Beschwerde zurückgewiesen: Parallelverfahren und fehlendes Prozessinteresse im Sozialrecht
KI-Zusammenfassung
Die Antragstellerin klagte im Beschwerdeverfahren gegen einen Beschluss des Sozialgerichts; das Landessozialgericht wies die Beschwerde als unbegründet zurück und auferlegte ihr die Kosten des Beschwerdeverfahrens. Das Gericht stellte fest, dass bereits durch ein anderes zulässiges Verfahren vollständiger Rechtsschutz bestanden habe und ein weiteres Parallelverfahren unzulässig sei. Zudem hatte die Antragstellerin das Parallelverfahren zwischenzeitlich zurückgenommen, sodass ihr das rechtliche Interesse am Beschwerdeverfahren fehlte. Die Kostenentscheidung erfolgte nach §193 SGG; eine Beschwerde an das Bundessozialgericht war ausgeschlossen.
Ausgang: Beschwerde der Antragstellerin als unbegründet zurückgewiesen; Kosten des Beschwerdeverfahrens auferlegt
Abstrakte Rechtssätze
Ist einer Partei durch ein anderes, gesetzlich vorgesehenes Verfahren bereits umfassender Rechtsschutz möglich, ist die Einleitung eines weiteren parallelen Verfahrens mit demselben Ziel unzulässig.
Die Rücknahme eines anhängigen Verfahrensantrags führt dazu, dass ein zuvor ergangener Beschluss nach §202 SGG i.V.m. §269 Abs.3 ZPO wirkungslos wird und dem Antragsteller das rechtliche Interesse an weiteren Verfahren zu denselben Streitgegenständen fehlt.
Bei Zurückweisung einer Beschwerde kann die unterlegene Partei nach §193 Abs.1 SGG zur Erstattung der Kosten des Beschwerdeverfahrens verpflichtet werden.

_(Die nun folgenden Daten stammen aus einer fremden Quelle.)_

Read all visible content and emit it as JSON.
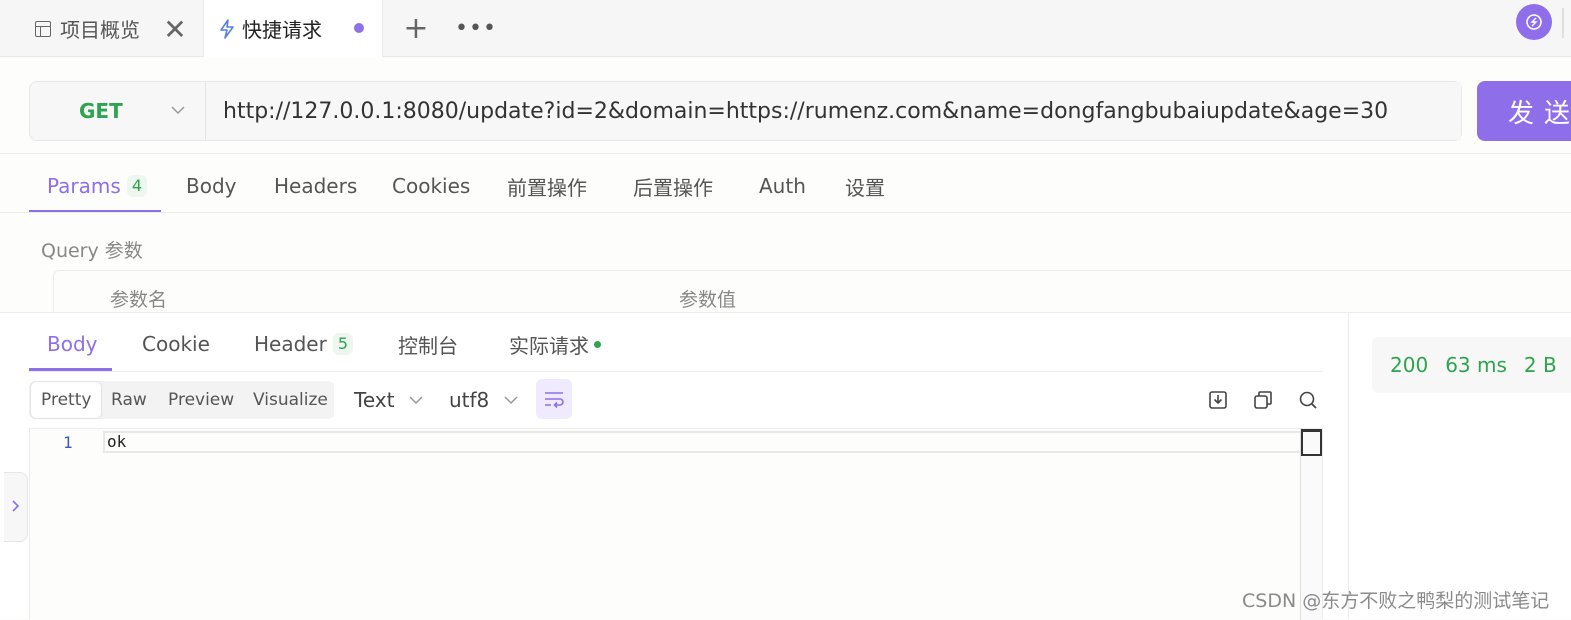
{
  "tabs": [
    {
      "label": "项目概览"
    },
    {
      "label": "快捷请求"
    }
  ],
  "request": {
    "method": "GET",
    "url": "http://127.0.0.1:8080/update?id=2&domain=https://rumenz.com&name=dongfangbubaiupdate&age=30",
    "send_label": "发送"
  },
  "request_tabs": [
    {
      "label": "Params",
      "count": "4"
    },
    {
      "label": "Body"
    },
    {
      "label": "Headers"
    },
    {
      "label": "Cookies"
    },
    {
      "label": "前置操作"
    },
    {
      "label": "后置操作"
    },
    {
      "label": "Auth"
    },
    {
      "label": "设置"
    }
  ],
  "query": {
    "title": "Query 参数",
    "columns": [
      "参数名",
      "参数值"
    ]
  },
  "response_tabs": [
    {
      "label": "Body"
    },
    {
      "label": "Cookie"
    },
    {
      "label": "Header",
      "count": "5"
    },
    {
      "label": "控制台"
    },
    {
      "label": "实际请求"
    }
  ],
  "format_buttons": [
    "Pretty",
    "Raw",
    "Preview",
    "Visualize"
  ],
  "dropdowns": {
    "type": "Text",
    "encoding": "utf8"
  },
  "response": {
    "line_number": "1",
    "body": "ok",
    "status": "200",
    "time": "63 ms",
    "size": "2 B"
  },
  "watermark": "CSDN @东方不败之鸭梨的测试笔记",
  "colors": {
    "accent": "#8f6eea",
    "success": "#2da44e"
  },
  "icons": [
    "layout-icon",
    "close-icon",
    "bolt-icon",
    "plus-icon",
    "more-icon",
    "sync-icon",
    "chevron-down-icon",
    "wrap-icon",
    "download-icon",
    "copy-icon",
    "search-icon",
    "chevron-right-icon"
  ]
}
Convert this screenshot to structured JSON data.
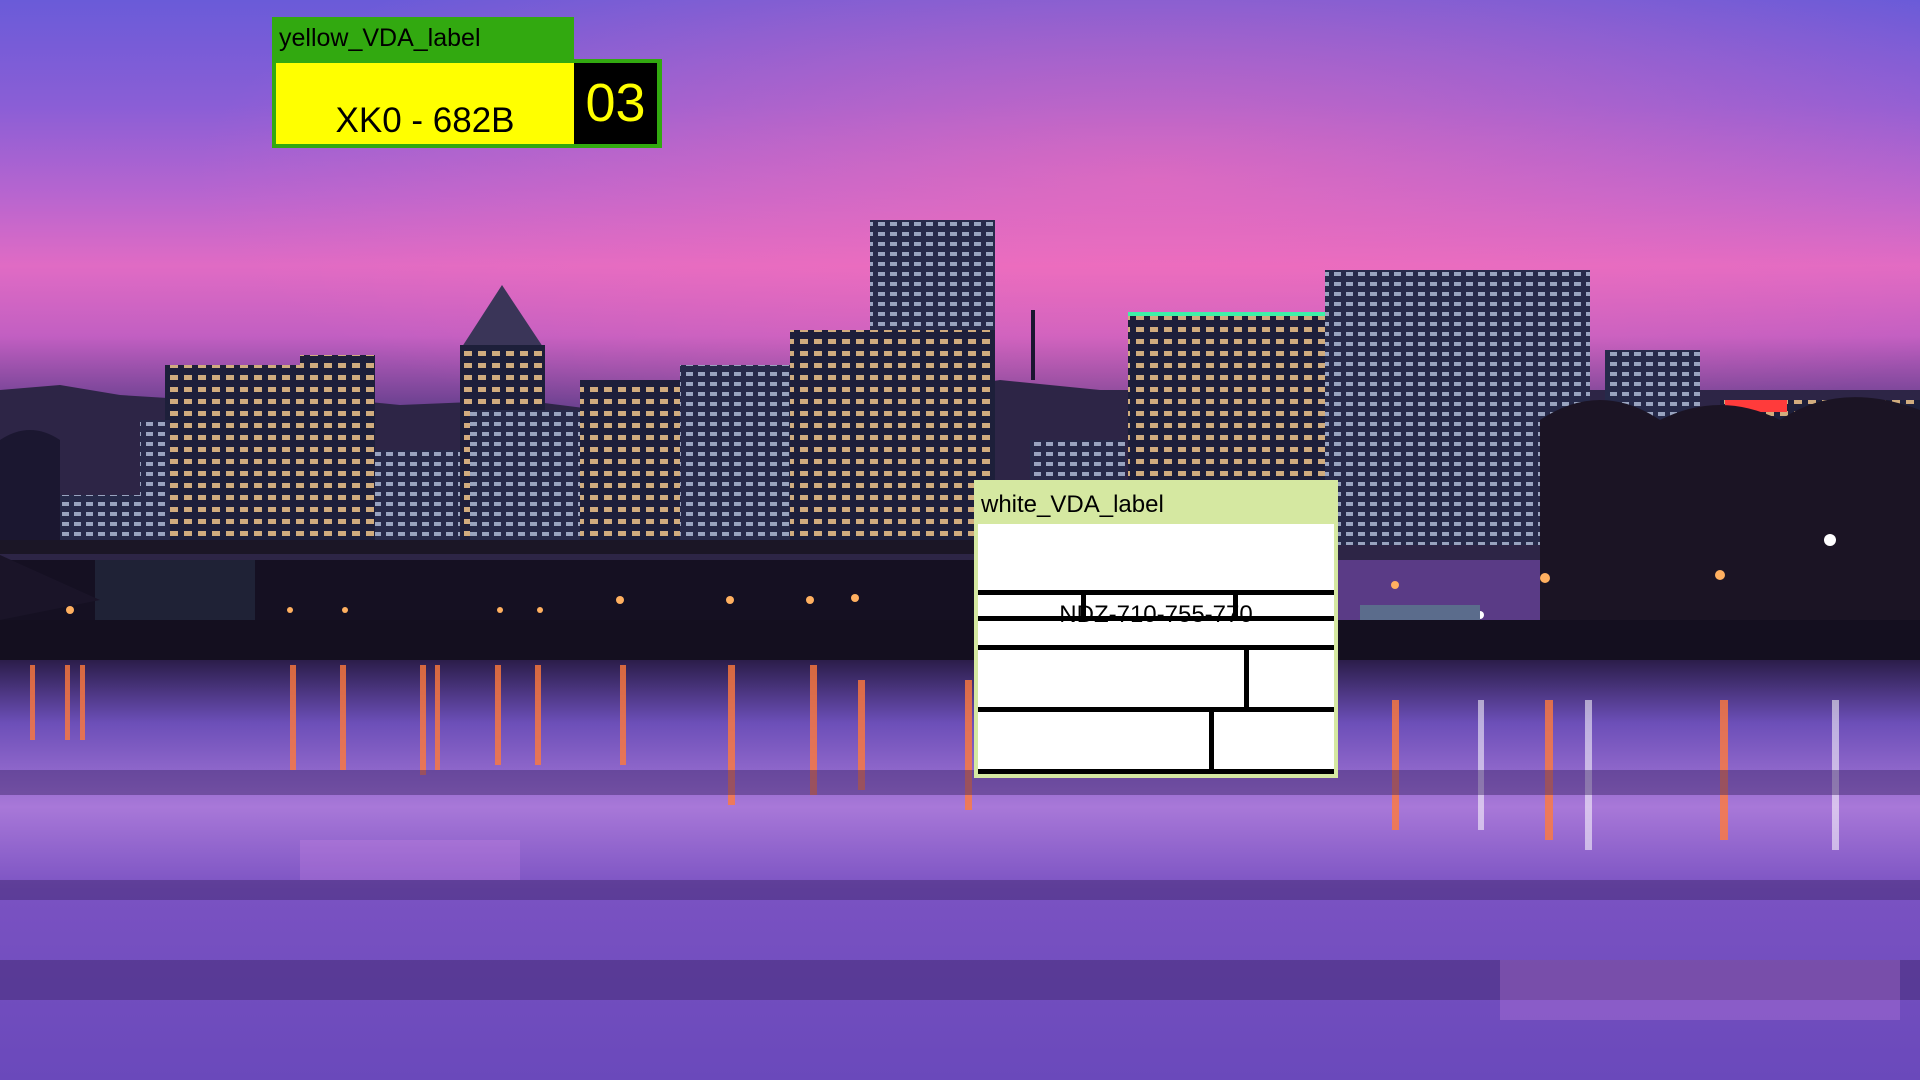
{
  "yellow_label": {
    "title": "yellow_VDA_label",
    "plate": "XK0 - 682B",
    "number": "03"
  },
  "white_label": {
    "title": "white_VDA_label",
    "code": "NDZ-710-755-770"
  },
  "colors": {
    "label_green": "#32a910",
    "plate_yellow": "#ffff00",
    "number_box": "#000000",
    "white_label_frame": "#d5e8a1",
    "sky_top": "#6d5fd6",
    "sky_pink": "#e064c4",
    "water": "#7a4cc0"
  }
}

Entscheidungen des Landessozialgerichts in der angezeigten Verfahrensart sind nicht mit der Beschwerde an das Bundessozialgericht anfechtbar (§177 SGG).
Vorinstanzen
Sozialgericht Köln, S 9 KR 923/04 ER
Tenor
Die Beschwerde der Antragstellerin gegen den Beschluss des Sozialgerichts Köln vom 14.09.2004 wird zurückgewiesen. Die Antragstellerin hat der Antragsgegnerin auch die Kosten des Beschwerdeverfahrens zu erstatten.
Gründe
Die Beschwerde, der das Sozialgericht(SG) nicht abgeholfen hat (Beschluss vom 17.09.2004), ist unbegründet. Der Senat verweist zunächst auf die zutreffenden Gründe des SG (vgl auch Zeihe, Das Sozialgerichtsgesetz und seine Anwendung, Stand 01.11.2004, § 86b Rdnr 23f). Der Antragstellerin stand Rechtsschutz bereits in vollem Umfang durch das Beschwerdeverfahren LSG NRW L 2 B 59/04 KR ER offen. Darauf hat sie das SG - gerichtsbekannt - auch in Parallelverfahren verwiesen. Begehrt die Antragstellerin über den gesetzlich vorgesehenen umfassenden Rechtsschutz weiteren Rechtsschutz in einem zusätzlichen, gesetzlich nicht vorgesehenen Verfahren, ist dies unstatthaft.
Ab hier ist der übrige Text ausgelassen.